Ford Motor Company (F) is scheduled to release its first quarter operating results before the opening bell on April 27. Auto sales in the United States have been relatively strong through the first three months of the year, with Ford's year to date sales being up 8.6% over the first three months of 2011. The good news has continued to flow for Ford as earlier this week, Fitch increased its debt rating to BBB- from BB+, again making it investment grade.
Sales overseas are another story though, as the slowdown in the Chinese economy and economic problems in Europe have pressured sales overseas. Back in the U.S., Ford's Americas President Mark Fields warned earlier this month that Ford will continue to lose U.S. market share this year because it can't produce enough cars and trucks to meet rapidly rising demand; doesn't seem like such a bad problem to have. Over the past two years, Ford has been able to charge higher prices for its vehicles, which has easily offset the slight drop in market share.
Commodities are not nearly as big of a problem as in previous quarters as prices have come off their highs, however, the problem now stems from a shortage of a product used in fuel and brake lines, PA-12. A German factory that makes much of the global supply of PA-12 exploded last month, and automakers are scrambling to avoid shutting down assembly lines.
The company is expected to earn $0.36 per share on revenue of $32.3 billion. I am expecting a little better result with revenue of approximately $34.0 billion and earnings of $0.39 per share. The tax rate is expected to be a significant headwind during the quarter. Ford has been profitable for the past two years now, and now Ford has moved assets and tax credits that had been dormant back onto its books. As a result, its corporate tax rate is expected to jump from around 9% to 30%.
Though Fitch upgraded its rating, the other two major ratings agencies, Standard & Poor's and Moody's, are likely to watch the results closely. As part of a $23.5 billion restructuring loan taken back in 2006, Ford put up many assets (including the blue oval) as collateral. To successfully regain these assets, Ford needs to be rated as investment grade by at least two of the three ratings agencies.
Ford is my favorite of the automakers as it has a great new lineup and I expect the production shortages to be more than fixed over the coming three months. The big wildcard right now is the shortage of PA-12 and if it would cause shutdowns.

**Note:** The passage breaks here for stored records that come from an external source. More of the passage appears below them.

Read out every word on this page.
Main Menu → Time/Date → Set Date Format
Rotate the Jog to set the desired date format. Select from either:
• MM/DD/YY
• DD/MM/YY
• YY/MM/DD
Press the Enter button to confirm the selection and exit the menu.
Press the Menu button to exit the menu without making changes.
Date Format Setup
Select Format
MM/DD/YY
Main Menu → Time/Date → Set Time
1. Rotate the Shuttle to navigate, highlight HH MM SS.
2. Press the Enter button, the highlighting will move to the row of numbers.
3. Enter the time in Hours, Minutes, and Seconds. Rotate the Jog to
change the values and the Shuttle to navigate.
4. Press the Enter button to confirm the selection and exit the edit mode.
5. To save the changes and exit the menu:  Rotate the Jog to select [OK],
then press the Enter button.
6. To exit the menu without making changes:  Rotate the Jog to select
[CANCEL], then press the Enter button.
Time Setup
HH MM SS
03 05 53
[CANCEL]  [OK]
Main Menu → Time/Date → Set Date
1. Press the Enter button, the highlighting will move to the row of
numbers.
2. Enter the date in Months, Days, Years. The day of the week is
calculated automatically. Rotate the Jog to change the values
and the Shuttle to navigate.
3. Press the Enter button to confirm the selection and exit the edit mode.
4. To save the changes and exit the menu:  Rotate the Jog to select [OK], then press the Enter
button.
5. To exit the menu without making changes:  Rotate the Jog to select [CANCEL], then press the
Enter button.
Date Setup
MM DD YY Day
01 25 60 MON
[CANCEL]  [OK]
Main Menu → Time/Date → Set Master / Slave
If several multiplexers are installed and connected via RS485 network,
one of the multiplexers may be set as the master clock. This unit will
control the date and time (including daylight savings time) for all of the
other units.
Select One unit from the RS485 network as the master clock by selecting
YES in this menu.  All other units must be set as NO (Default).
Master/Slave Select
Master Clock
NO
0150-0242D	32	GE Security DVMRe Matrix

As a fix, I expect much of the production to be switched out of the difficult markets (Europe) and into the United States, India, and South America. However, that is the worst-case scenario, and I do not expect it to come to that.

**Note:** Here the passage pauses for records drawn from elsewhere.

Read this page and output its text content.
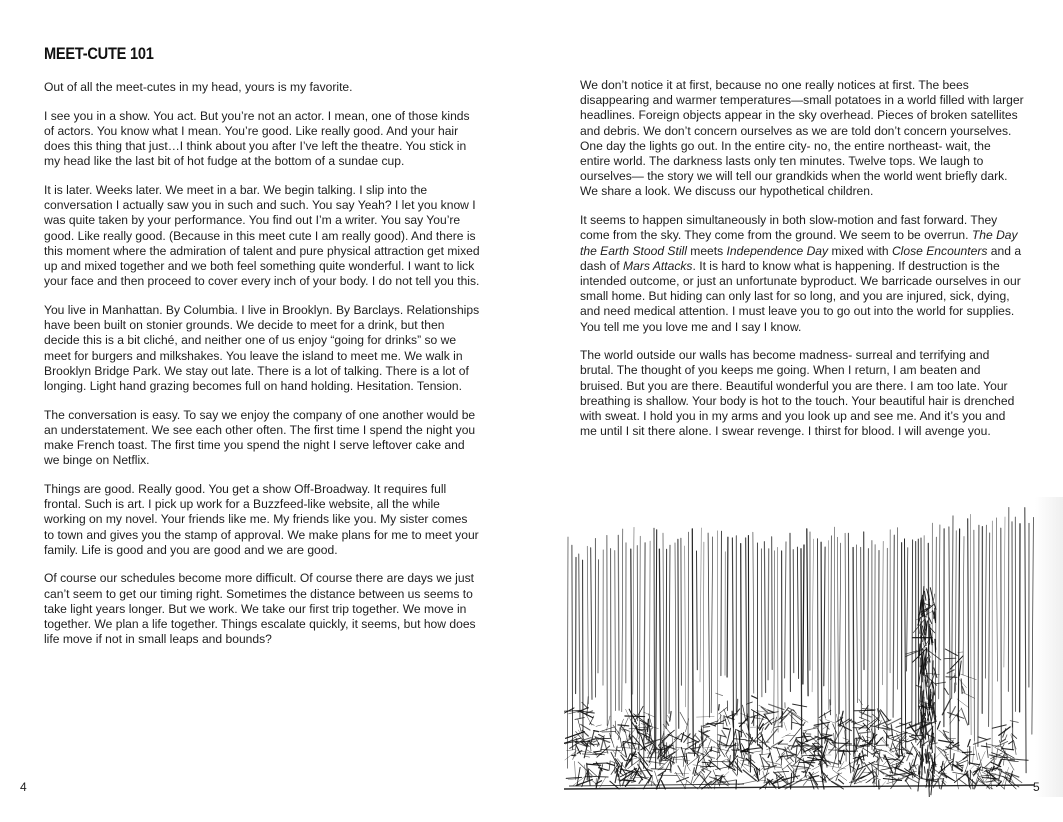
MEET-CUTE 101

Out of all the meet-cutes in my head, yours is my favorite.

I see you in a show. You act. But you’re not an actor. I mean, one of those kinds of actors. You know what I mean. You’re good. Like really good. And your hair does this thing that just…I think about you after I’ve left the theatre. You stick in my head like the last bit of hot fudge at the bottom of a sundae cup.

It is later. Weeks later. We meet in a bar. We begin talking. I slip into the conversation I actually saw you in such and such. You say Yeah? I let you know I was quite taken by your performance. You find out I’m a writer. You say You’re good. Like really good. (Because in this meet cute I am really good). And there is this moment where the admiration of talent and pure physical attraction get mixed up and mixed together and we both feel something quite wonderful. I want to lick your face and then proceed to cover every inch of your body. I do not tell you this.

You live in Manhattan. By Columbia. I live in Brooklyn. By Barclays. Relationships have been built on stonier grounds. We decide to meet for a drink, but then decide this is a bit cliché, and neither one of us enjoy “going for drinks” so we meet for burgers and milkshakes. You leave the island to meet me. We walk in Brooklyn Bridge Park. We stay out late. There is a lot of talking. There is a lot of longing. Light hand grazing becomes full on hand holding. Hesitation. Tension.

The conversation is easy. To say we enjoy the company of one another would be an understatement. We see each other often. The first time I spend the night you make French toast. The first time you spend the night I serve leftover cake and we binge on Netflix.

Things are good. Really good. You get a show Off-Broadway. It requires full frontal. Such is art. I pick up work for a Buzzfeed-like website, all the while working on my novel. Your friends like me. My friends like you. My sister comes to town and gives you the stamp of approval. We make plans for me to meet your family. Life is good and you are good and we are good.

Of course our schedules become more difficult. Of course there are days we just can’t seem to get our timing right. Sometimes the distance between us seems to take light years longer. But we work. We take our first trip together. We move in together. We plan a life together. Things escalate quickly, it seems, but how does life move if not in small leaps and bounds?

4

We don’t notice it at first, because no one really notices at first. The bees disappearing and warmer temperatures—small potatoes in a world filled with larger headlines. Foreign objects appear in the sky overhead. Pieces of broken satellites and debris. We don’t concern ourselves as we are told don’t concern yourselves. One day the lights go out. In the entire city- no, the entire northeast- wait, the entire world. The darkness lasts only ten minutes. Twelve tops. We laugh to ourselves— the story we will tell our grandkids when the world went briefly dark. We share a look. We discuss our hypothetical children.

It seems to happen simultaneously in both slow-motion and fast forward. They come from the sky. They come from the ground. We seem to be overrun. The Day the Earth Stood Still meets Independence Day mixed with Close Encounters and a dash of Mars Attacks. It is hard to know what is happening. If destruction is the intended outcome, or just an unfortunate byproduct. We barricade ourselves in our small home. But hiding can only last for so long, and you are injured, sick, dying, and need medical attention. I must leave you to go out into the world for supplies. You tell me you love me and I say I know.

The world outside our walls has become madness- surreal and terrifying and brutal. The thought of you keeps me going. When I return, I am beaten and bruised. But you are there. Beautiful wonderful you are there. I am too late. Your breathing is shallow. Your body is hot to the touch. Your beautiful hair is drenched with sweat. I hold you in my arms and you look up and see me. And it’s you and me until I sit there alone. I swear revenge. I thirst for blood. I will avenge you.

5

Going by segment, I am looking for strength to continue in North America with both revenue and margins improving, while South America will see margins that are relatively flat from last year. Asia's revenue growth is expected to slow as the economic growth in China has slowed. Europe is a completely different story. Ford has had problems in Europe over the past several quarters (no where near the headwinds that General Motors (GM) has seen in Europe), and I expect those headwinds to worsen during the first quarter and into the second quarter. As a result, I have modeled for revenue of $34.0 billion and earnings of $0.39 per share, mainly as a result of a tax rate in the high 20% range.